Hak yang Harus Ditunaikan

Sudah sekitar 10 tahun ini gue belajar ngaji ke guru ngaji yang ilmunya insya Allah di atas gue. Bukan ustadz sih, hanya kakak kelas ketika SMA, sekian tahun di atas gue, tapi insya Allah banyak ilmu yang sudah dan akan terus diberikan.

Lagipula, membagi ilmu itu bukan ketika sudah pintar kan? Kalau gitu caranya maka ga akan ada ilmu yang diturunkan. Ketika baru bisa alif, bukan berarti kita ga boleh ngajarin orang. Kalau baru bisa alif, kita boleh ngajarin orang bahwa itu alif, jangan jadi ba.

Sudah sekitar 10 tahun ini juga gue jadi males ikut tahlilan, khataman Al-Quran berjamaah, and so on. Bukan apa-apa, tapi ga sreg aja tiap ikut di majelis seperti itu.

Yang gue rasakan, most of kegiatan itu terlihat seperti ngaji cepet-cepetan. Yang bisa kelar duluan berasa paling jago dan nutup Al-Quran/buku tahlil dengan muka jumawa. Meanwhile selama 10 tahun belajar ngaji ini gue belajar bahwa tiap-tiap huruf ada hak yang harus ditunaikan. Ada hak tempat keluar huruf-nya, hak idzhar-nya, hak mad-nya, hak ikhfa'-nya, hak tasyid-nya, hak idgham-nya, dan hak dari hukum-hukum bacaan lainnya.

Pernah nemu quote, intinya..
Kalau aktivitas lain makin kita paham maka makin cepat pelaksanaannya. Tapi ada 2 aktivitas yang ketika kita makin paham maka kita makin berhati-hati melakukannya yaitu shalat dan membaca Al-Quran.
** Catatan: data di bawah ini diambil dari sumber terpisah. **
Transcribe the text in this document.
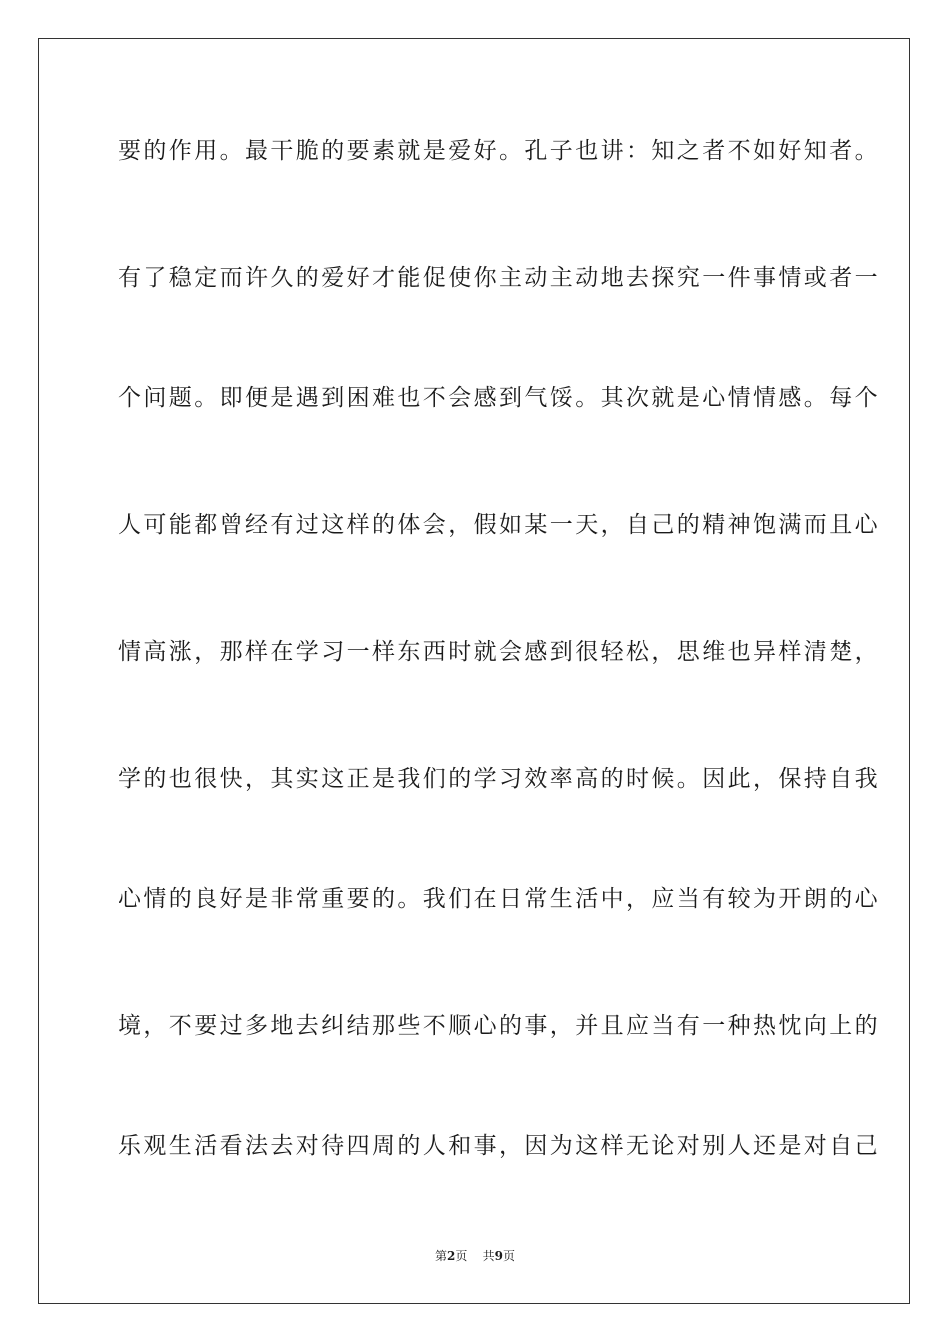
要的作用。最干脆的要素就是爱好。孔子也讲：知之者不如好知者。
有了稳定而许久的爱好才能促使你主动主动地去探究一件事情或者一
个问题。即便是遇到困难也不会感到气馁。其次就是心情情感。每个
人可能都曾经有过这样的体会，假如某一天，自己的精神饱满而且心
情高涨，那样在学习一样东西时就会感到很轻松，思维也异样清楚，
学的也很快，其实这正是我们的学习效率高的时候。因此，保持自我
心情的良好是非常重要的。我们在日常生活中，应当有较为开朗的心
境，不要过多地去纠结那些不顺心的事，并且应当有一种热忱向上的
乐观生活看法去对待四周的人和事，因为这样无论对别人还是对自己
第2页 共9页
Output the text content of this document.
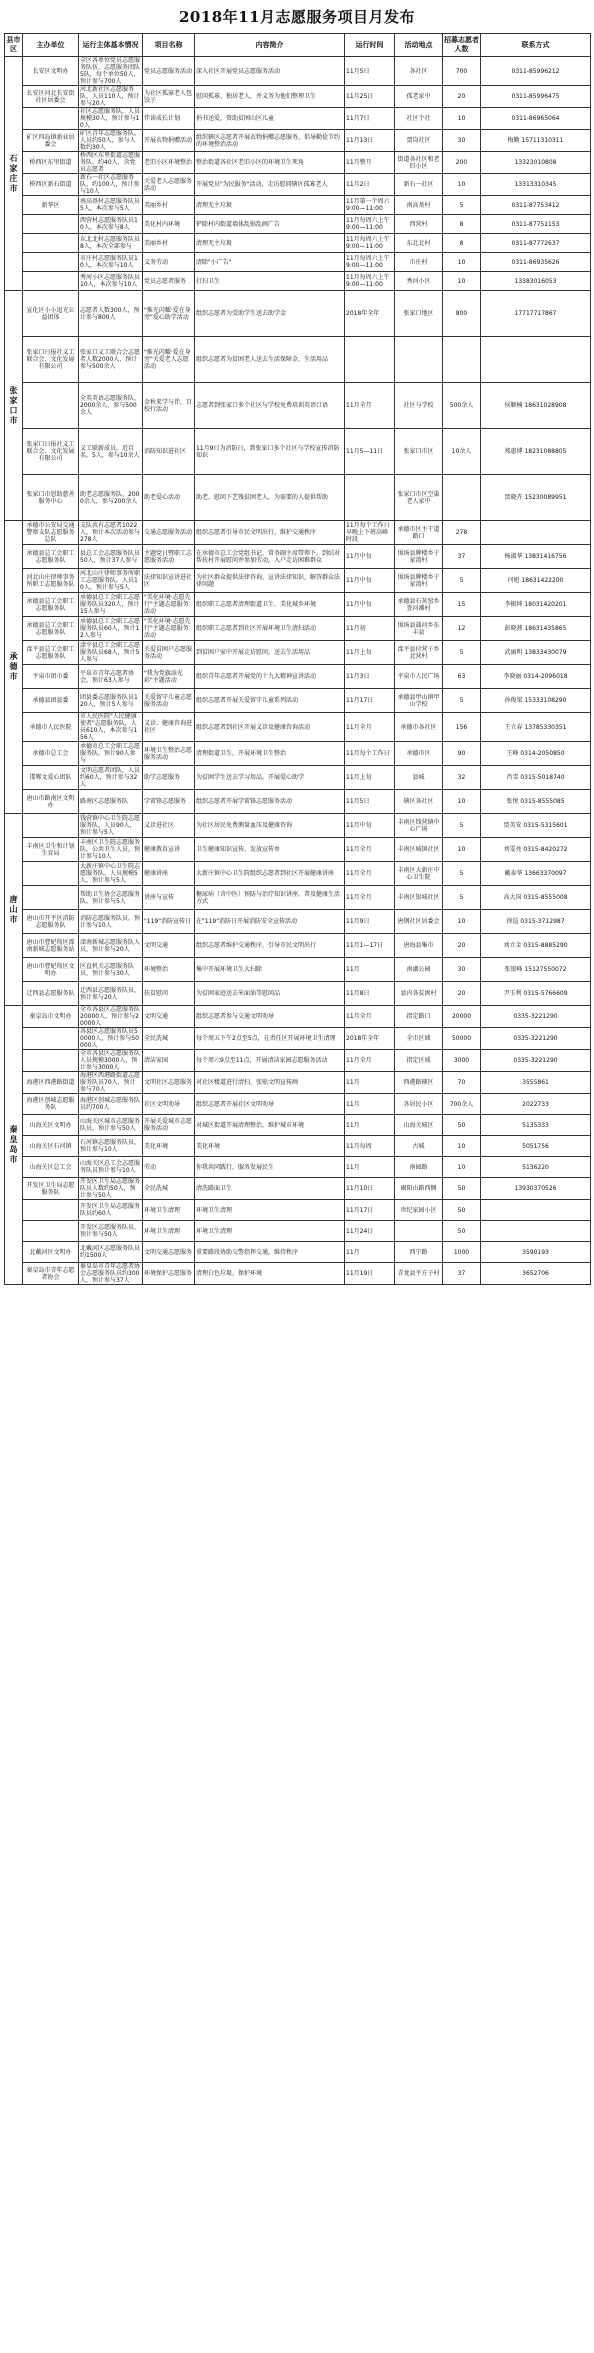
2018年11月志愿服务项目月发布
县市区	主办单位	运行主体基本情况	项目名称	内容简介	运行时间	活动地点	招募志愿者人数	联系方式
石家庄市	长安区文明办	全区各单位党员志愿服务队伍、志愿服务团队5队，每个单位50人，预计参与700人	党员志愿服务活动	深入社区开展党员志愿服务活动	11月5日	各社区	700	0311-85996212
	长安区河北长安街社区居委会	河北新社区志愿服务队，人员110人，预计参与20人	为社区孤寡老人包饺子	慰问孤寡、独居老人，并义务为他们整理卫生	11月25日	孤老家中	20	0311-85996475
		社区志愿服务队，人员规模30人，预计参与10人	伴读成长计划	捐书送爱，资助贫困山区儿童	11月7日	社区个社	10	0311-86965064
	矿区四岛镇新业居委会	矿区青年志愿服务队，人员约50人，参与人数约30人	开展衣物捐赠活动	组织辖区志愿者开展衣物捐赠志愿服务，倡导勤俭节约的环境整治活动	11月13日	贾岗社区	30	梅勤 15711310311
	桥西区东里街道	桥西区东里街道志愿服务队，约40人，含党员志愿者	老旧小区环境整治	整治街道各社区老旧小区的环境卫生死角	11月整月	街道各社区和老旧小区	200	13323010808
	桥西区新石街道	新石一社区志愿服务队，约100人，预计参与10人	关爱老人志愿服务活动	开展党员"为民服务"活动，走访慰问辖区孤寡老人	11月2日	新石一社区	10	13313310345
	新华区	南高基村志愿服务队员5人，本次参与5人	美丽乡村	清理无主垃圾	11月第一个周六9:00—11:00	南高基村	5	0311-87753412
		西营村志愿服务队员10人，本次参与8人	美化村内环境	铲除村内街道墙体乱贴乱画广告	11月每周六上午9:00—11:00	西营村	8	0311-87751153
		东北北村志愿服务队员8人，本次全部参与	美丽乡村	清理无主垃圾	11月每周六上午9:00—11:00	东北北村	8	0311-87772637
		市庄村志愿服务队员10人，本次参与10人	义务劳动	清除"小广告"	11月每周六上午9:00—11:00	市庄村	10	0311-86935626
		秀河小区志愿服务队员10人，本次参与10人	党员志愿者服务	打扫卫生	11月每周六上午9:00—11:00	秀河小区	10	13383016053
张家口市	宣化区小小追光公益团体	志愿者人数300人，预计参与800人	"推光闪耀·爱在身旁"爱心助学活动	组织志愿者为受助学生送去助学金	2018年全年	张家口地区	800	17717717867
	张家口日报社义工联合会、文化发展有限公司	张家口义工联合会志愿者人数2000人，预计参与500余人	"推光闪耀·爱在身旁"关爱老人志愿活动	组织志愿者为贫困老人送去生活保障金、生活用品				
		全英英语志愿服务队，2000余人，参与500余人	金秋来学与伴，百校行活动	志愿者到张家口多个社区与学校免费培训英语口语	11月全月	社区与学校	500余人	侯颖楠 18631028908
	张家口日报社义工联合会、文化发展有限公司	义工联新成员，近百名，5人，参与10余人	消防知识进社区	11月9日为消防日，到张家口多个社区与学校宣传消防知识	11月5—11日	张家口市区	10余人	郑惠博 18231088805
	张家口市恩助慈善服务中心	助老志愿服务队，2000余人，参与200余人	助老爱心活动	助老，慰问下艺残贫困老人，为需要的人提供帮助		张家口市区空巢老人家中		贾晓卉 15230089951
承德市	承德市公安局交通警察支队志愿服务总队	支队共有志愿者1022人，预计本次活动参与278人	交通志愿服务活动	组织志愿者引导市民文明出行，维护交通秩序	11月每个工作日早晚上下班高峰时段	承德市区主干道路口	278	
	承德县总工会职工志愿服务队	县总工会志愿服务队员50人，预计37人参与	主题党日暨职工志愿服务活动	在承德市总工会党组书记、常务副主席带领下，到结对帮扶村开展慰问并参加劳动，入户走访困难群众	11月中旬	围场县牌楼乡于家湾村	37	杨淑华 13831416756
	河北山庄律师事务所职工志愿服务队	河北山庄律师事务所职工志愿服务队，人员10人，预计参与5人	法律知识宣讲进社区	为社区群众提供法律咨询，宣讲法律知识，解答群众法律问题	11月中旬	围场县牌楼乡于家湾村	5	闫旭 18631422200
	承德县总工会职工志愿服务队	承德县总工会职工志愿服务队员320人，预计15人参与	"美化环境·志愿先行"主题志愿服务活动	组织职工志愿者清理街道卫生，美化城乡环境	11月中旬	承德县石灰窑乡查河滩村	15	李振坤 18031420201
	承德县总工会职工志愿服务队	承德县总工会职工志愿服务队员60人，预计12人参与	"美化环境·志愿先行"主题志愿服务活动	组织职工志愿者到社区开展环境卫生清扫活动	11月初	围场县蒲河乡东丰县	12	彭晓燕 18631435865
	滦平县总工会职工志愿服务队	滦平县总工会职工志愿服务队员68人，预计5人参与	关爱贫困户志愿服务活动	到贫困户家中开展走访慰问，送去生活用品	11月上旬	滦平县付营子乡北营村	5	武丽明 13833430079
	平泉市团市委	平泉市青年志愿者协会，预计63人参与	"我为党旗添光彩"主题活动	组织青年志愿者开展党的十九大精神宣讲活动	11月3日	平泉市人民广场	63	李晓丽 0314-2096018
	承德县团县委	团县委志愿服务队员120人，预计5人参与	关爱留守儿童志愿服务活动	组织志愿者开展关爱留守儿童系列活动	11月17日	承德县甲山镇甲山学校	5	孙俊梁 15333108290
	承德市人民医院	市人民医院"人民健康使者"志愿服务队，人员610人，本次参与156人	义诊、健康咨询进社区	组织志愿者到社区开展义诊及健康咨询活动	11月全月	承德市各社区	156	王立春 13785330351
	承德市总工会	承德市总工会职工志愿服务队，预计90人参与	环境卫生整治志愿服务活动	清理街道卫生，开展环境卫生整治	11月每个工作日	承德市区	90	王峰 0314-2050850
	邯郸文爱心团队	文明志愿者团队，人员约60人，预计参与32人	助学志愿服务	为贫困学生送去学习用品，开展爱心助学	11月上旬	县城	32	肖雪 0315-5018740
	唐山市路南区文明办	路南区志愿服务队	学雷锋志愿服务	组织志愿者开展学雷锋志愿服务活动	11月5日	辖区各社区	10	张悦 0315-8555085
唐山市		钱营镇中心卫生院志愿服务队，人员90人，预计参与5人	义诊进社区	为社区居民免费测量血压及健康咨询	11月中旬	丰南区钱营镇中心广场	5	贾英安 0315-5315601
	丰南区卫生和计划生育局	丰南区卫生院志愿服务队，公共卫生人员，预计参与10人	健康教育宣讲	卫生健康知识宣传，发放宣传单	11月全月	丰南区城镇社区	10	刘雯亮 0315-8420272
		大新庄镇中心卫生院志愿服务队，人员规模5人，预计参与5人	健康讲座	大新庄镇中心卫生院组织志愿者到社区开展健康讲座	11月全月	丰南区大新庄中心卫生院	5	戴泰华 13663370097
		帮助卫生协会志愿服务队，预计参与5人	讲座与宣传	糖尿病（含中医）预防与治疗知识讲座，普及健康生活方式	11月全月	丰南区银城社区	5	高大国 0315-8555008
	唐山市开平区消防志愿服务队	消防志愿服务队员，预计参与10人	"119"消防宣传日	在"119"消防日开展消防安全宣传活动	11月9日	唐钢社区居委会	10	徐巡 0315-3712987
	唐山市曹妃甸区滦南新城志愿服务站	滦南新城志愿服务队人员，预计参与20人	文明交通	组织志愿者维护交通秩序，引导市民文明出行	11月1—17日	唐海县集市	20	刘立金 0315-8885290
	唐山市曹妃甸区文明办	区直机关志愿服务队员，预计参与30人	环境整治	集中开展环境卫生大扫除	11月	南湖公园	30	张银峰 15127550072
	迁西县志愿服务队	迁西县志愿服务队员，预计参与20人	扶贫慰问	为贫困家庭送去米面油等慰问品	11月8日	县内各贫困村	20	尹玉利 0315-5766609
秦皇岛市	秦皇岛市文明办	全市各县区志愿服务队20000人，预计参与20000人	文明交通	组织志愿者参与交通文明劝导	11月全月	指定路口	20000	0335-3221290
		各县区志愿服务队员50000人，预计参与50000人	全民洗城	每个周五下午2点至5点，在责任区开展环境卫生清理	2018年全年	全市区域	50000	0335-3221290
		全市各县区志愿服务队人员规模3000人，预计参与3000人	清洁家园	每个周六9点至11点，开展清洁家园志愿服务活动	11月全月	指定区域	3000	0335-3221290
	海港区西港路街道	海港区西港路街道志愿服务队员70人，预计参与70人	文明社区志愿服务	对社区楼道进行清扫，张贴文明宣传画	11月	西港路辖区	70	3555861
	海港区创城志愿服务队	海港区创城志愿服务队员约700人	社区文明劝导	组织志愿者开展社区文明劝导	11月	各居民小区	700余人	2022733
	山海关区文明办	山海关区城市志愿服务队员，预计参与50人	开展关爱城市志愿服务活动	对城区街道开展清理整治，维护城市环境	11月	山海关城区	50	5135333
	山海关区石河镇	石河镇志愿服务队员，预计参与10人	美化环境	美化环境	11月每周	古城	10	5051756
	山海关区总工会	山海关区总工会志愿服务队员预计参与10人	劳动	你我共同践行，服务发展民生	11月	南园路	10	5136220
	开发区卫生局志愿服务队	开发区卫生局志愿服务队员人数约50人，预计参与50人	全民洗城	清洗路面卫生	11月10日	碣阳山路西侧	50	13930370526
		开发区卫生局志愿服务队员约60人	环境卫生清理	环境卫生清理	11月17日	世纪家园小区	50	
		开发区志愿服务队员，预计参与50人	环境卫生清理	环境卫生清理	11月24日		50	
	北戴河区文明办	北戴河区志愿服务队员约1500人	文明交通志愿服务	重要路段协助交警指挥交通，维持秩序	11月	西宁路	1000	3590193
	秦皇岛市青年志愿者协会	秦皇岛市青年志愿者协会志愿服务队员约300人，预计参与37人	环境保护志愿服务	清理白色垃圾，保护环境	11月19日	青龙县平方子村	37	3652706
Lagipula, kalau memang cinta dengan AL-Quran, bukankah kita selalu pingin berlama-lama dengan yang dicinta? Sehingga ya up to this time jadi gagal paham aja sama yang pengajian tapi ngajinya serasa pakai shinkansen.

Wallahu'alam bisshawab.

Ditulis karena gagal paham sama yang Yaasiin-an 3 balik dalam rangka nisfu Sya'ban dan selesai for about 20 minutes. Maji de!?